Eu odeio muito quando amanhece, ela sabe, e sabe também que normalmente eu não me faço de rogada, pego minhas coisas espalhados pelo quarto e saio da casa dela sempre antes mesmo que ela esboce acordar, sem crise, sem problema pra ela também. Ela me conhece. Eu não tô nem aí mesmo. Dou um beijo na testa, um beijo na boca, um doce qualquer pra melhorar e adoçar o dia dela, um bilhete fofo e um beck bolado pra ela pensar em mim durante o dia todo - e eu sei que ela vai porque eu também vou, acho. - mas ela sabe que eu não sou do tipo que vai voltar a existir na vida dela e socializar com ela ou pagar de casal, zero habilidade social, eu nem sei existir direito uma vez ou outra, não mesmo, não tenho nem tempo pra socializar tanto, mas hoje... Hoje eu estiquei o dia, prolonguei a madrugada só pra testar como eu me sentiria. Nem eu sei o que eu ainda tô fazendo aqui.

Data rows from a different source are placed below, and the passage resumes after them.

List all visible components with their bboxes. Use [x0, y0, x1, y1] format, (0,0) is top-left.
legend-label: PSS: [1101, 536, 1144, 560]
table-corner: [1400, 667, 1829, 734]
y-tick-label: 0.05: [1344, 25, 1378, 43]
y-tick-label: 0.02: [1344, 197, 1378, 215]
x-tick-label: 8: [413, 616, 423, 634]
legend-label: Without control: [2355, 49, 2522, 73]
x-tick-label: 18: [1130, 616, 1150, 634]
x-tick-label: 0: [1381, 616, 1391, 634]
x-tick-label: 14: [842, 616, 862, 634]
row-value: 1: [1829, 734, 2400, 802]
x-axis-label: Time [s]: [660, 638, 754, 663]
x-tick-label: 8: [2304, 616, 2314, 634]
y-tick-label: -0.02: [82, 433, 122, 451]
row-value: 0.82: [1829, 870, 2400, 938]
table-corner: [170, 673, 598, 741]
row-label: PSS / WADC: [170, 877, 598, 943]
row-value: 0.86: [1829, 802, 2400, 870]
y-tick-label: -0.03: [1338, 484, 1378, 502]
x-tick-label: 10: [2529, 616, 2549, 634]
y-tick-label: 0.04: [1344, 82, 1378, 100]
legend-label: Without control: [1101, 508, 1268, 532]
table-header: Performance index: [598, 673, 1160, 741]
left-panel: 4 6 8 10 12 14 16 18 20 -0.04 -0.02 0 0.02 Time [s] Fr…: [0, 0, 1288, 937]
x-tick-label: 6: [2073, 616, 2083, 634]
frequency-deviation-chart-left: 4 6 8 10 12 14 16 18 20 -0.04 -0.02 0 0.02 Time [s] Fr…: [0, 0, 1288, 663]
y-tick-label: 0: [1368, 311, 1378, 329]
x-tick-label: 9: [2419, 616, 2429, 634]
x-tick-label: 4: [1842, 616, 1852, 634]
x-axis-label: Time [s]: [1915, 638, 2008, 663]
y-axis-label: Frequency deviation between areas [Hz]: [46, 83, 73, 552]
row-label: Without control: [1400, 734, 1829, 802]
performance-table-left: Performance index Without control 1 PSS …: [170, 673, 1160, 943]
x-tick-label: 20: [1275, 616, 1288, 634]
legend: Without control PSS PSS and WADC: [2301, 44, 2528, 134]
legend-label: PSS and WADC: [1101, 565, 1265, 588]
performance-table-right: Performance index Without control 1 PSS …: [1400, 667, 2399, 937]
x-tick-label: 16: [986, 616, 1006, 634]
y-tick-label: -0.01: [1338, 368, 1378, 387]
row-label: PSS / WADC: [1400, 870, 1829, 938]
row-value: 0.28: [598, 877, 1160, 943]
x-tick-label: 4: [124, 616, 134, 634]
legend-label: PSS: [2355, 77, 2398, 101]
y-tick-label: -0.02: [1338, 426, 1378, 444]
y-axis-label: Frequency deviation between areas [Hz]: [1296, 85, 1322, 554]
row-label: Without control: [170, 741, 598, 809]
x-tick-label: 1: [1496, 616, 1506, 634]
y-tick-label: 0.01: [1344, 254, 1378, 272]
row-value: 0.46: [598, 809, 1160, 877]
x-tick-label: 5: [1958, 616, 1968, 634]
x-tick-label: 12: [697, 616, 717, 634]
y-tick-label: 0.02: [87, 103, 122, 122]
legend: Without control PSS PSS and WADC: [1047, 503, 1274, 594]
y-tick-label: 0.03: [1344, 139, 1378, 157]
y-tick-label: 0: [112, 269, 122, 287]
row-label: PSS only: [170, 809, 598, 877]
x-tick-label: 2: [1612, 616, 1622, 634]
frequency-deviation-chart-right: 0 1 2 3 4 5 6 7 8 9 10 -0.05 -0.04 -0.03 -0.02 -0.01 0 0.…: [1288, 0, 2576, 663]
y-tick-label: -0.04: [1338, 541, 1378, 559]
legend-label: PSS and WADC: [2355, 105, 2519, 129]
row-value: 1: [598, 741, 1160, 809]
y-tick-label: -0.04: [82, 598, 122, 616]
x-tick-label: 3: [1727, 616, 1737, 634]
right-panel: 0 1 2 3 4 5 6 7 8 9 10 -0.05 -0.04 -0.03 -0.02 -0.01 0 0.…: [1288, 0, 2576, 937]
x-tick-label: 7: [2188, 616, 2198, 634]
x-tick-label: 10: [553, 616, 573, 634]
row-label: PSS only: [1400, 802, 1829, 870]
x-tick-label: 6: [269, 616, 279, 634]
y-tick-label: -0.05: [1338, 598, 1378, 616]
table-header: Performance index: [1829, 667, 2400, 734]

E eu tô aqui agora andando pelo quarto dela pensando no quão incrível foi a noite. Mas também pensando no quanto eu quero fugir daqui, queria poder me teletransportar pro meu quarto e estar nua na minha cama, sozinha, agora, fumando um baseado e me arrependendo por ter vindo. Deveria ser proibido gozar e dormir junto. Deveria ser proibido ser apaixonada por mulher filha da puta.
E normalmente, pra ser sincera, minha bateria social esgota antes do dia rasgar a madrugada. Pra mim, só a madrugada tem encanto, eu não quero existir na vida dela durante o dia porque, pra mim, isso implicaria em tantas outras coisas que honestamente eu não quero mais ter que lidar E a gente tem que saber claramente o que quer pra si.
Mas eu já estou aqui, né? Caminhei em círculos por alguns minutos pelo quarto dela porque isso me ajuda a pensar, enquanto a observava dormir, lembrei do quanto gosto dela, pensei que gostava mais antes, mas ainda sigo pensando que ela é especial quando ela toca meu rosto, quando me beija e todos os etc's que a atração carnal proporciona. Eu tô cansada de ser só diversão pra mulheres iguais a ela. Na verdade cansada de ser diversão pra essa mulher. E eu sei que eu sou. Mas continuo me permitindo me induzir ao erro. Aos erros. Já me falaram que dormir junto apaixona, mas acordar junto que é foda pra mim. Olhar ela dormir que é foda pra mim.
E além do mais, eu não durmo muito mesmo.
Tanto faz.
Eu não gosto mesmo quando amanhece. Não gosto nada.